調査では、「転職すれば『キャリアアップにつながる』と思うか」という問いに、「はい」か「いいえ」のどちらか近い方で回答してもらった。「はい」を選択した割合が72.3%に上り、キャリアアップにつながると考える人が多数を占めている(図1)。IT系、電子・機械系、建築・土木系の職種別に集計しても、結果はほぼ同じだった。
転職経験別に集計すると、やや結果に違いが見られた。キャリアアップにつながると考える割合が、転職経験がない人(回答者数299人)では67.2%にとどまるのに対し、転職経験が1度(同165人)と2度以上(同208人)では75%を超える(図2)。
経験者は、自分の転職がキャリアアップにつながったと実感しているということだろう。キャリアアップにつながっていると思いたい、との気持ちが回答に影響している可能性もある。

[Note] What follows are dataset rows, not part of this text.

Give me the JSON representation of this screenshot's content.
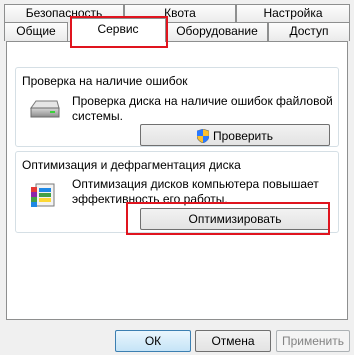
{
  "tabs_row1": [
    {
      "label": "Безопасность"
    },
    {
      "label": "Квота"
    },
    {
      "label": "Настройка"
    }
  ],
  "tabs_row2": [
    {
      "label": "Общие"
    },
    {
      "label": "Сервис",
      "active": true
    },
    {
      "label": "Оборудование"
    },
    {
      "label": "Доступ"
    }
  ],
  "error_check": {
    "title": "Проверка на наличие ошибок",
    "description": "Проверка диска на наличие ошибок файловой системы.",
    "button_label": "Проверить",
    "button_icon": "uac-shield-icon"
  },
  "optimize": {
    "title": "Оптимизация и дефрагментация диска",
    "description": "Оптимизация дисков компьютера повышает эффективность его работы.",
    "button_label": "Оптимизировать",
    "icon": "defrag-icon"
  },
  "footer": {
    "ok_label": "ОК",
    "cancel_label": "Отмена",
    "apply_label": "Применить"
  },
  "colors": {
    "highlight": "#e0141e",
    "group_border": "#d5dfe5"
  }
}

自由意見には、キャリアアップに対する様々な考え方が寄せられた。その一つが、「転職がキャリアアップになるというよりも、現職の経験を生かしつつ、別業種や別技術のエンジニアとして働くことでキャリアの加算をしていく。すると加算が乗算となり、より貴重な人材となる」(自動車:設計・企画、30代)というもの。転職するだけでキャリアアップができるわけではなく、転職で新しい領域に挑戦することで経験の幅が広がり、キャリアも高まるとの意見だ。
イメージと現実とのギャップに言及する声もあった。「転職はキャリアアップのためにするというのが一般的なイメージ。だが実際には、今の職場環境に不満があり、それを改善するためという人が多いと思う」(IT:システム・ソフトウエア開発、30代)。